In a recent study (cover of Nature Medicine, on left) we provide new clue into the causes of CF. Image on the right show changes in the composition of cell types lining the airways in CF. Arrows indicate basal cells (green for KRT5) in parabasal position, co-expressing a marker of early ciliogenesis (red for LRRC6).
Lung Cancer
Lung cancer remains the leading cause of cancer-related deaths both nationally and worldwide. Of lung cancer cases, non-small cell lung cancers (NSCLC) are the most prevalent with adenocarcinoma (ADC) and squamous cell carcinoma (SCC) accounting for 85% of all NSCLC cases.
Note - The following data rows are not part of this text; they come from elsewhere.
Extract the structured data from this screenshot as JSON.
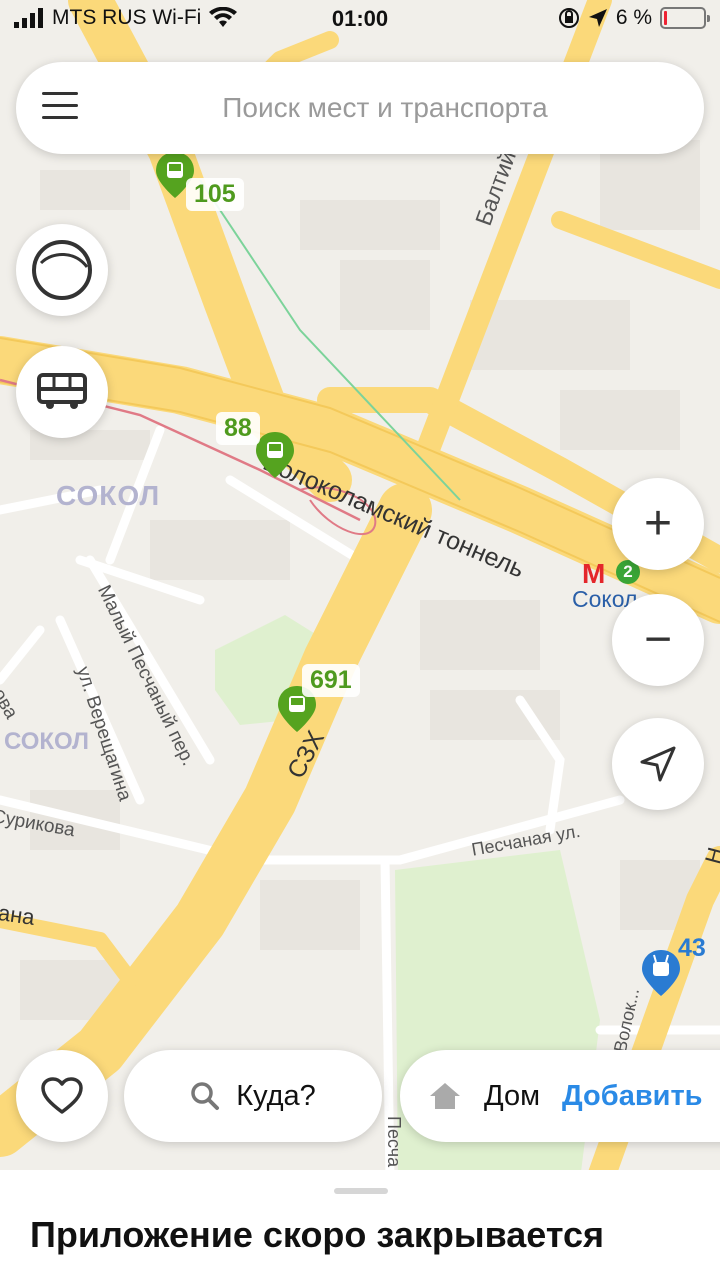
{
  "status_bar": {
    "carrier": "MTS RUS Wi-Fi",
    "time": "01:00",
    "battery": "6 %",
    "battery_level_percent": 6
  },
  "search": {
    "placeholder": "Поиск мест и транспорта"
  },
  "map": {
    "stops": {
      "s105": "105",
      "s88": "88",
      "s691": "691",
      "s43": "43"
    },
    "labels": {
      "district_sokol_1": "СОКОЛ",
      "district_sokol_2": "СОКОЛ",
      "street_baltiyskaya": "Балтийская ул.",
      "tunnel_volokolamsky": "Волоколамский тоннель",
      "metro_sokol": "Сокол",
      "metro_line": "2",
      "street_maly_peschany": "Малый Песчаный пер.",
      "street_vereshchagina": "ул. Верещагина",
      "street_tarasova": "Тарасова",
      "street_surikova": "Сурикова",
      "street_peschanaya": "Песчаная ул.",
      "street_szkh": "СЗХ",
      "street_ana": "ана",
      "street_pescha_vertical": "Песча",
      "street_n": "Н",
      "street_vol": "Волок..."
    }
  },
  "controls": {
    "zoom_in": "+",
    "zoom_out": "−"
  },
  "bottom": {
    "where_label": "Куда?",
    "home_label": "Дом",
    "add_label": "Добавить"
  },
  "sheet": {
    "title": "Приложение скоро закрывается"
  },
  "colors": {
    "road_major": "#fbd97a",
    "road_minor": "#ffffff",
    "park": "#dff0cf",
    "transit_green": "#55a31f",
    "trolley_blue": "#2a7bd2",
    "metro_red": "#e4262b",
    "accent_link": "#2a8ae6"
  }
}
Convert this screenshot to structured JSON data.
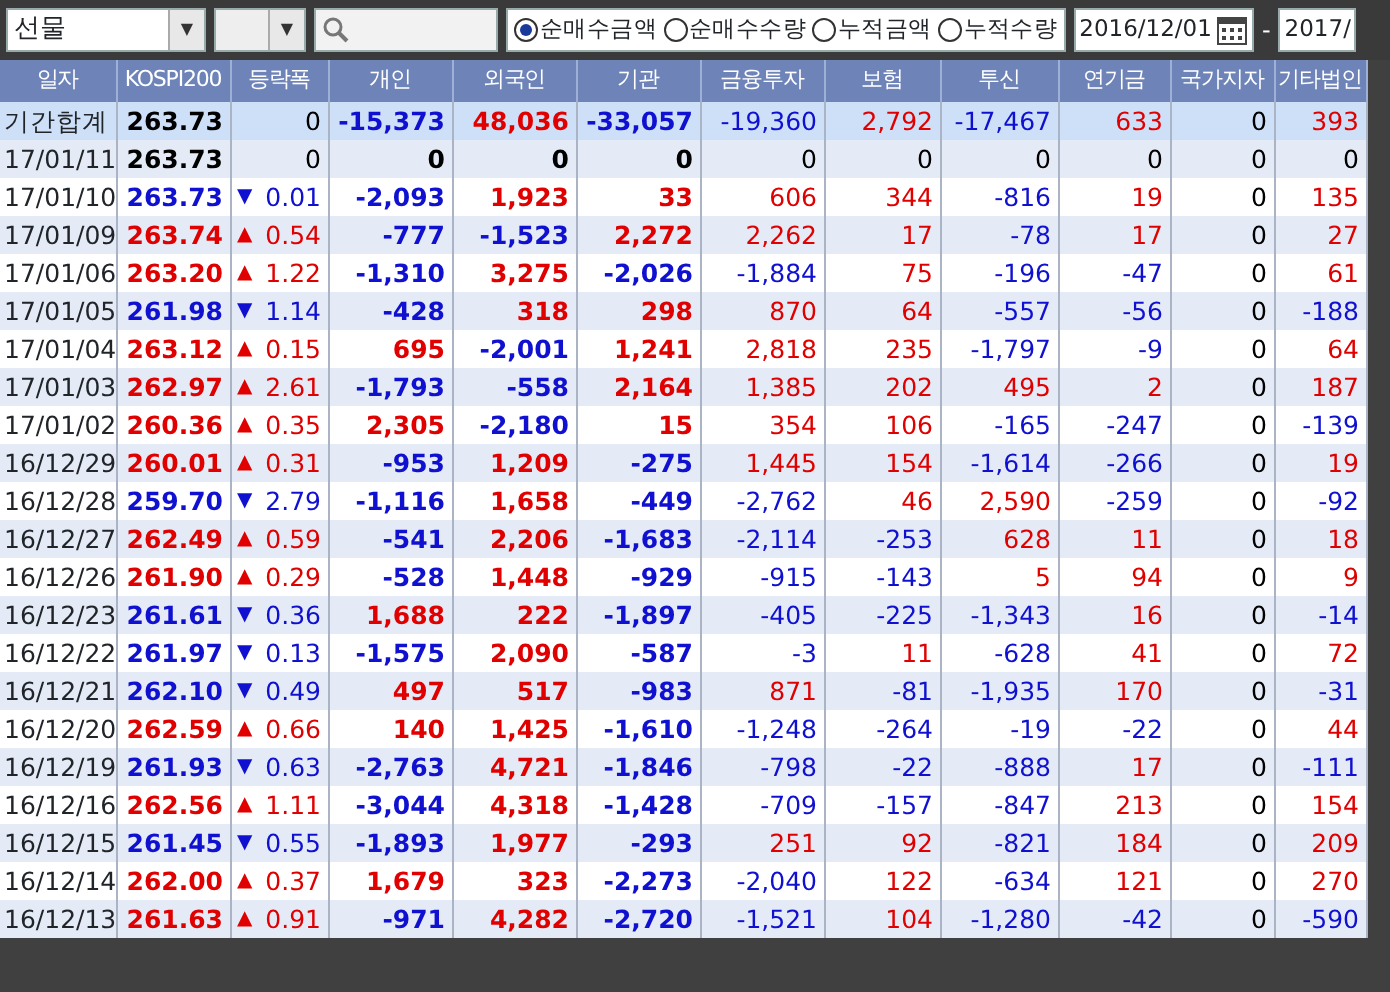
{
  "toolbar": {
    "market_select": {
      "value": "선물",
      "caret": "▼"
    },
    "sub_select": {
      "caret": "▼"
    },
    "view_options": [
      {
        "label": "순매수금액",
        "selected": true
      },
      {
        "label": "순매수수량",
        "selected": false
      },
      {
        "label": "누적금액",
        "selected": false
      },
      {
        "label": "누적수량",
        "selected": false
      }
    ],
    "start_date": "2016/12/01",
    "range_separator": "-",
    "end_date": "2017/"
  },
  "table": {
    "columns": [
      "일자",
      "KOSPI200",
      "등락폭",
      "개인",
      "외국인",
      "기관",
      "금융투자",
      "보험",
      "투신",
      "연기금",
      "국가지자",
      "기타법인"
    ],
    "rows": [
      {
        "kind": "total",
        "date": "기간합계",
        "kospi200": {
          "text": "263.73",
          "color": "#000000"
        },
        "change": {
          "text": "0",
          "color": "#000000"
        },
        "values": [
          {
            "text": "-15,373",
            "color": "#1010d0"
          },
          {
            "text": "48,036",
            "color": "#e00000"
          },
          {
            "text": "-33,057",
            "color": "#1010d0"
          },
          {
            "text": "-19,360",
            "color": "#1010d0"
          },
          {
            "text": "2,792",
            "color": "#e00000"
          },
          {
            "text": "-17,467",
            "color": "#1010d0"
          },
          {
            "text": "633",
            "color": "#e00000"
          },
          {
            "text": "0",
            "color": "#000000"
          },
          {
            "text": "393",
            "color": "#e00000"
          }
        ]
      },
      {
        "kind": "day",
        "date": "17/01/11",
        "kospi200": {
          "text": "263.73",
          "color": "#000000"
        },
        "change": {
          "text": "0",
          "color": "#000000"
        },
        "values": [
          {
            "text": "0",
            "color": "#000000"
          },
          {
            "text": "0",
            "color": "#000000"
          },
          {
            "text": "0",
            "color": "#000000"
          },
          {
            "text": "0",
            "color": "#000000"
          },
          {
            "text": "0",
            "color": "#000000"
          },
          {
            "text": "0",
            "color": "#000000"
          },
          {
            "text": "0",
            "color": "#000000"
          },
          {
            "text": "0",
            "color": "#000000"
          },
          {
            "text": "0",
            "color": "#000000"
          }
        ]
      },
      {
        "kind": "day",
        "date": "17/01/10",
        "kospi200": {
          "text": "263.73",
          "color": "#1010d0"
        },
        "change": {
          "arrow": "▼",
          "text": "0.01",
          "color": "#1010d0"
        },
        "values": [
          {
            "text": "-2,093",
            "color": "#1010d0"
          },
          {
            "text": "1,923",
            "color": "#e00000"
          },
          {
            "text": "33",
            "color": "#e00000"
          },
          {
            "text": "606",
            "color": "#e00000"
          },
          {
            "text": "344",
            "color": "#e00000"
          },
          {
            "text": "-816",
            "color": "#1010d0"
          },
          {
            "text": "19",
            "color": "#e00000"
          },
          {
            "text": "0",
            "color": "#000000"
          },
          {
            "text": "135",
            "color": "#e00000"
          }
        ]
      },
      {
        "kind": "day",
        "date": "17/01/09",
        "kospi200": {
          "text": "263.74",
          "color": "#e00000"
        },
        "change": {
          "arrow": "▲",
          "text": "0.54",
          "color": "#e00000"
        },
        "values": [
          {
            "text": "-777",
            "color": "#1010d0"
          },
          {
            "text": "-1,523",
            "color": "#1010d0"
          },
          {
            "text": "2,272",
            "color": "#e00000"
          },
          {
            "text": "2,262",
            "color": "#e00000"
          },
          {
            "text": "17",
            "color": "#e00000"
          },
          {
            "text": "-78",
            "color": "#1010d0"
          },
          {
            "text": "17",
            "color": "#e00000"
          },
          {
            "text": "0",
            "color": "#000000"
          },
          {
            "text": "27",
            "color": "#e00000"
          }
        ]
      },
      {
        "kind": "day",
        "date": "17/01/06",
        "kospi200": {
          "text": "263.20",
          "color": "#e00000"
        },
        "change": {
          "arrow": "▲",
          "text": "1.22",
          "color": "#e00000"
        },
        "values": [
          {
            "text": "-1,310",
            "color": "#1010d0"
          },
          {
            "text": "3,275",
            "color": "#e00000"
          },
          {
            "text": "-2,026",
            "color": "#1010d0"
          },
          {
            "text": "-1,884",
            "color": "#1010d0"
          },
          {
            "text": "75",
            "color": "#e00000"
          },
          {
            "text": "-196",
            "color": "#1010d0"
          },
          {
            "text": "-47",
            "color": "#1010d0"
          },
          {
            "text": "0",
            "color": "#000000"
          },
          {
            "text": "61",
            "color": "#e00000"
          }
        ]
      },
      {
        "kind": "day",
        "date": "17/01/05",
        "kospi200": {
          "text": "261.98",
          "color": "#1010d0"
        },
        "change": {
          "arrow": "▼",
          "text": "1.14",
          "color": "#1010d0"
        },
        "values": [
          {
            "text": "-428",
            "color": "#1010d0"
          },
          {
            "text": "318",
            "color": "#e00000"
          },
          {
            "text": "298",
            "color": "#e00000"
          },
          {
            "text": "870",
            "color": "#e00000"
          },
          {
            "text": "64",
            "color": "#e00000"
          },
          {
            "text": "-557",
            "color": "#1010d0"
          },
          {
            "text": "-56",
            "color": "#1010d0"
          },
          {
            "text": "0",
            "color": "#000000"
          },
          {
            "text": "-188",
            "color": "#1010d0"
          }
        ]
      },
      {
        "kind": "day",
        "date": "17/01/04",
        "kospi200": {
          "text": "263.12",
          "color": "#e00000"
        },
        "change": {
          "arrow": "▲",
          "text": "0.15",
          "color": "#e00000"
        },
        "values": [
          {
            "text": "695",
            "color": "#e00000"
          },
          {
            "text": "-2,001",
            "color": "#1010d0"
          },
          {
            "text": "1,241",
            "color": "#e00000"
          },
          {
            "text": "2,818",
            "color": "#e00000"
          },
          {
            "text": "235",
            "color": "#e00000"
          },
          {
            "text": "-1,797",
            "color": "#1010d0"
          },
          {
            "text": "-9",
            "color": "#1010d0"
          },
          {
            "text": "0",
            "color": "#000000"
          },
          {
            "text": "64",
            "color": "#e00000"
          }
        ]
      },
      {
        "kind": "day",
        "date": "17/01/03",
        "kospi200": {
          "text": "262.97",
          "color": "#e00000"
        },
        "change": {
          "arrow": "▲",
          "text": "2.61",
          "color": "#e00000"
        },
        "values": [
          {
            "text": "-1,793",
            "color": "#1010d0"
          },
          {
            "text": "-558",
            "color": "#1010d0"
          },
          {
            "text": "2,164",
            "color": "#e00000"
          },
          {
            "text": "1,385",
            "color": "#e00000"
          },
          {
            "text": "202",
            "color": "#e00000"
          },
          {
            "text": "495",
            "color": "#e00000"
          },
          {
            "text": "2",
            "color": "#e00000"
          },
          {
            "text": "0",
            "color": "#000000"
          },
          {
            "text": "187",
            "color": "#e00000"
          }
        ]
      },
      {
        "kind": "day",
        "date": "17/01/02",
        "kospi200": {
          "text": "260.36",
          "color": "#e00000"
        },
        "change": {
          "arrow": "▲",
          "text": "0.35",
          "color": "#e00000"
        },
        "values": [
          {
            "text": "2,305",
            "color": "#e00000"
          },
          {
            "text": "-2,180",
            "color": "#1010d0"
          },
          {
            "text": "15",
            "color": "#e00000"
          },
          {
            "text": "354",
            "color": "#e00000"
          },
          {
            "text": "106",
            "color": "#e00000"
          },
          {
            "text": "-165",
            "color": "#1010d0"
          },
          {
            "text": "-247",
            "color": "#1010d0"
          },
          {
            "text": "0",
            "color": "#000000"
          },
          {
            "text": "-139",
            "color": "#1010d0"
          }
        ]
      },
      {
        "kind": "day",
        "date": "16/12/29",
        "kospi200": {
          "text": "260.01",
          "color": "#e00000"
        },
        "change": {
          "arrow": "▲",
          "text": "0.31",
          "color": "#e00000"
        },
        "values": [
          {
            "text": "-953",
            "color": "#1010d0"
          },
          {
            "text": "1,209",
            "color": "#e00000"
          },
          {
            "text": "-275",
            "color": "#1010d0"
          },
          {
            "text": "1,445",
            "color": "#e00000"
          },
          {
            "text": "154",
            "color": "#e00000"
          },
          {
            "text": "-1,614",
            "color": "#1010d0"
          },
          {
            "text": "-266",
            "color": "#1010d0"
          },
          {
            "text": "0",
            "color": "#000000"
          },
          {
            "text": "19",
            "color": "#e00000"
          }
        ]
      },
      {
        "kind": "day",
        "date": "16/12/28",
        "kospi200": {
          "text": "259.70",
          "color": "#1010d0"
        },
        "change": {
          "arrow": "▼",
          "text": "2.79",
          "color": "#1010d0"
        },
        "values": [
          {
            "text": "-1,116",
            "color": "#1010d0"
          },
          {
            "text": "1,658",
            "color": "#e00000"
          },
          {
            "text": "-449",
            "color": "#1010d0"
          },
          {
            "text": "-2,762",
            "color": "#1010d0"
          },
          {
            "text": "46",
            "color": "#e00000"
          },
          {
            "text": "2,590",
            "color": "#e00000"
          },
          {
            "text": "-259",
            "color": "#1010d0"
          },
          {
            "text": "0",
            "color": "#000000"
          },
          {
            "text": "-92",
            "color": "#1010d0"
          }
        ]
      },
      {
        "kind": "day",
        "date": "16/12/27",
        "kospi200": {
          "text": "262.49",
          "color": "#e00000"
        },
        "change": {
          "arrow": "▲",
          "text": "0.59",
          "color": "#e00000"
        },
        "values": [
          {
            "text": "-541",
            "color": "#1010d0"
          },
          {
            "text": "2,206",
            "color": "#e00000"
          },
          {
            "text": "-1,683",
            "color": "#1010d0"
          },
          {
            "text": "-2,114",
            "color": "#1010d0"
          },
          {
            "text": "-253",
            "color": "#1010d0"
          },
          {
            "text": "628",
            "color": "#e00000"
          },
          {
            "text": "11",
            "color": "#e00000"
          },
          {
            "text": "0",
            "color": "#000000"
          },
          {
            "text": "18",
            "color": "#e00000"
          }
        ]
      },
      {
        "kind": "day",
        "date": "16/12/26",
        "kospi200": {
          "text": "261.90",
          "color": "#e00000"
        },
        "change": {
          "arrow": "▲",
          "text": "0.29",
          "color": "#e00000"
        },
        "values": [
          {
            "text": "-528",
            "color": "#1010d0"
          },
          {
            "text": "1,448",
            "color": "#e00000"
          },
          {
            "text": "-929",
            "color": "#1010d0"
          },
          {
            "text": "-915",
            "color": "#1010d0"
          },
          {
            "text": "-143",
            "color": "#1010d0"
          },
          {
            "text": "5",
            "color": "#e00000"
          },
          {
            "text": "94",
            "color": "#e00000"
          },
          {
            "text": "0",
            "color": "#000000"
          },
          {
            "text": "9",
            "color": "#e00000"
          }
        ]
      },
      {
        "kind": "day",
        "date": "16/12/23",
        "kospi200": {
          "text": "261.61",
          "color": "#1010d0"
        },
        "change": {
          "arrow": "▼",
          "text": "0.36",
          "color": "#1010d0"
        },
        "values": [
          {
            "text": "1,688",
            "color": "#e00000"
          },
          {
            "text": "222",
            "color": "#e00000"
          },
          {
            "text": "-1,897",
            "color": "#1010d0"
          },
          {
            "text": "-405",
            "color": "#1010d0"
          },
          {
            "text": "-225",
            "color": "#1010d0"
          },
          {
            "text": "-1,343",
            "color": "#1010d0"
          },
          {
            "text": "16",
            "color": "#e00000"
          },
          {
            "text": "0",
            "color": "#000000"
          },
          {
            "text": "-14",
            "color": "#1010d0"
          }
        ]
      },
      {
        "kind": "day",
        "date": "16/12/22",
        "kospi200": {
          "text": "261.97",
          "color": "#1010d0"
        },
        "change": {
          "arrow": "▼",
          "text": "0.13",
          "color": "#1010d0"
        },
        "values": [
          {
            "text": "-1,575",
            "color": "#1010d0"
          },
          {
            "text": "2,090",
            "color": "#e00000"
          },
          {
            "text": "-587",
            "color": "#1010d0"
          },
          {
            "text": "-3",
            "color": "#1010d0"
          },
          {
            "text": "11",
            "color": "#e00000"
          },
          {
            "text": "-628",
            "color": "#1010d0"
          },
          {
            "text": "41",
            "color": "#e00000"
          },
          {
            "text": "0",
            "color": "#000000"
          },
          {
            "text": "72",
            "color": "#e00000"
          }
        ]
      },
      {
        "kind": "day",
        "date": "16/12/21",
        "kospi200": {
          "text": "262.10",
          "color": "#1010d0"
        },
        "change": {
          "arrow": "▼",
          "text": "0.49",
          "color": "#1010d0"
        },
        "values": [
          {
            "text": "497",
            "color": "#e00000"
          },
          {
            "text": "517",
            "color": "#e00000"
          },
          {
            "text": "-983",
            "color": "#1010d0"
          },
          {
            "text": "871",
            "color": "#e00000"
          },
          {
            "text": "-81",
            "color": "#1010d0"
          },
          {
            "text": "-1,935",
            "color": "#1010d0"
          },
          {
            "text": "170",
            "color": "#e00000"
          },
          {
            "text": "0",
            "color": "#000000"
          },
          {
            "text": "-31",
            "color": "#1010d0"
          }
        ]
      },
      {
        "kind": "day",
        "date": "16/12/20",
        "kospi200": {
          "text": "262.59",
          "color": "#e00000"
        },
        "change": {
          "arrow": "▲",
          "text": "0.66",
          "color": "#e00000"
        },
        "values": [
          {
            "text": "140",
            "color": "#e00000"
          },
          {
            "text": "1,425",
            "color": "#e00000"
          },
          {
            "text": "-1,610",
            "color": "#1010d0"
          },
          {
            "text": "-1,248",
            "color": "#1010d0"
          },
          {
            "text": "-264",
            "color": "#1010d0"
          },
          {
            "text": "-19",
            "color": "#1010d0"
          },
          {
            "text": "-22",
            "color": "#1010d0"
          },
          {
            "text": "0",
            "color": "#000000"
          },
          {
            "text": "44",
            "color": "#e00000"
          }
        ]
      },
      {
        "kind": "day",
        "date": "16/12/19",
        "kospi200": {
          "text": "261.93",
          "color": "#1010d0"
        },
        "change": {
          "arrow": "▼",
          "text": "0.63",
          "color": "#1010d0"
        },
        "values": [
          {
            "text": "-2,763",
            "color": "#1010d0"
          },
          {
            "text": "4,721",
            "color": "#e00000"
          },
          {
            "text": "-1,846",
            "color": "#1010d0"
          },
          {
            "text": "-798",
            "color": "#1010d0"
          },
          {
            "text": "-22",
            "color": "#1010d0"
          },
          {
            "text": "-888",
            "color": "#1010d0"
          },
          {
            "text": "17",
            "color": "#e00000"
          },
          {
            "text": "0",
            "color": "#000000"
          },
          {
            "text": "-111",
            "color": "#1010d0"
          }
        ]
      },
      {
        "kind": "day",
        "date": "16/12/16",
        "kospi200": {
          "text": "262.56",
          "color": "#e00000"
        },
        "change": {
          "arrow": "▲",
          "text": "1.11",
          "color": "#e00000"
        },
        "values": [
          {
            "text": "-3,044",
            "color": "#1010d0"
          },
          {
            "text": "4,318",
            "color": "#e00000"
          },
          {
            "text": "-1,428",
            "color": "#1010d0"
          },
          {
            "text": "-709",
            "color": "#1010d0"
          },
          {
            "text": "-157",
            "color": "#1010d0"
          },
          {
            "text": "-847",
            "color": "#1010d0"
          },
          {
            "text": "213",
            "color": "#e00000"
          },
          {
            "text": "0",
            "color": "#000000"
          },
          {
            "text": "154",
            "color": "#e00000"
          }
        ]
      },
      {
        "kind": "day",
        "date": "16/12/15",
        "kospi200": {
          "text": "261.45",
          "color": "#1010d0"
        },
        "change": {
          "arrow": "▼",
          "text": "0.55",
          "color": "#1010d0"
        },
        "values": [
          {
            "text": "-1,893",
            "color": "#1010d0"
          },
          {
            "text": "1,977",
            "color": "#e00000"
          },
          {
            "text": "-293",
            "color": "#1010d0"
          },
          {
            "text": "251",
            "color": "#e00000"
          },
          {
            "text": "92",
            "color": "#e00000"
          },
          {
            "text": "-821",
            "color": "#1010d0"
          },
          {
            "text": "184",
            "color": "#e00000"
          },
          {
            "text": "0",
            "color": "#000000"
          },
          {
            "text": "209",
            "color": "#e00000"
          }
        ]
      },
      {
        "kind": "day",
        "date": "16/12/14",
        "kospi200": {
          "text": "262.00",
          "color": "#e00000"
        },
        "change": {
          "arrow": "▲",
          "text": "0.37",
          "color": "#e00000"
        },
        "values": [
          {
            "text": "1,679",
            "color": "#e00000"
          },
          {
            "text": "323",
            "color": "#e00000"
          },
          {
            "text": "-2,273",
            "color": "#1010d0"
          },
          {
            "text": "-2,040",
            "color": "#1010d0"
          },
          {
            "text": "122",
            "color": "#e00000"
          },
          {
            "text": "-634",
            "color": "#1010d0"
          },
          {
            "text": "121",
            "color": "#e00000"
          },
          {
            "text": "0",
            "color": "#000000"
          },
          {
            "text": "270",
            "color": "#e00000"
          }
        ]
      },
      {
        "kind": "day",
        "date": "16/12/13",
        "kospi200": {
          "text": "261.63",
          "color": "#e00000"
        },
        "change": {
          "arrow": "▲",
          "text": "0.91",
          "color": "#e00000"
        },
        "values": [
          {
            "text": "-971",
            "color": "#1010d0"
          },
          {
            "text": "4,282",
            "color": "#e00000"
          },
          {
            "text": "-2,720",
            "color": "#1010d0"
          },
          {
            "text": "-1,521",
            "color": "#1010d0"
          },
          {
            "text": "104",
            "color": "#e00000"
          },
          {
            "text": "-1,280",
            "color": "#1010d0"
          },
          {
            "text": "-42",
            "color": "#1010d0"
          },
          {
            "text": "0",
            "color": "#000000"
          },
          {
            "text": "-590",
            "color": "#1010d0"
          }
        ]
      }
    ]
  }
}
Adenocarcinomas include a rage of overlapping sub-histotypes that collectively represent the most common subtype of NSCLC. A pervasive problem in the treatment of all cancers is their ability to undergo somatic mutations leading to the generation of a heterogeneous population of tumor cells, each of which has the potential to show unique profiles of sensitivity to commonly used chemotherapeutic drugs.
Our studies seek to define tumor cell heterogeneity within patient-derived primary lung adenocarcinoma samples through use of state-of-the-art technologies for single cell molecular profiling and to use in vitro 3D cultures for disease modeling.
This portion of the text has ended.